SAP Cash Management provides two reports, namely:
- Cash position
- Liquidity forecast
The cash position report reflects the short-term cash in and outflow of the company, while liquidity forecast predicts the long-term cash position.
Take a look at how the system updates both of the reports in procure-to-pay and order-to-cash by evaluating the working capital. Working capital, in its simplest form, is current assets minus current liabilities. The current assets are reflected in the order-to-cash business process, while the current liabilities show up in procure-to-pay business process.
Procure-to-pay. In this business process, the system considers specific procurement elements such as purchase requisitions, purchase orders and scheduling agreements to estimate cash outflow. However, the system only books the vendor payment liability not when the vendor has delivered material or service, but when the vendor submits the invoice for payment. The payment terms agreed between the company and the vendor are also taken into account.

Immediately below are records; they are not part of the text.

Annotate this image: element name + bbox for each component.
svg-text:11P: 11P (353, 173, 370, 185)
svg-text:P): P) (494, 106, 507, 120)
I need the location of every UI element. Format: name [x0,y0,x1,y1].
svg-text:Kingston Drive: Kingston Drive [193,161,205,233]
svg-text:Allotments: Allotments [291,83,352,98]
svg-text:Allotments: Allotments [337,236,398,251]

Order-to-cash. In this business process, the system updates the cash inflow position not when the company delivers a product or service, but when it bills the customer for one. Here again, the system takes the payment terms with the customer into account.
It is possible to further segregate vendors and customers based on unique business needs. For example, in case of a foreign vendor, the company needs to record the vendor's bill first, and therefore account for liabilities, before it receives goods. Similarly, a company can designate customers who might miss timely payments as "high-risk," as a group separate from "low-risk" ones, so as to have greater confidence in the cash flow position.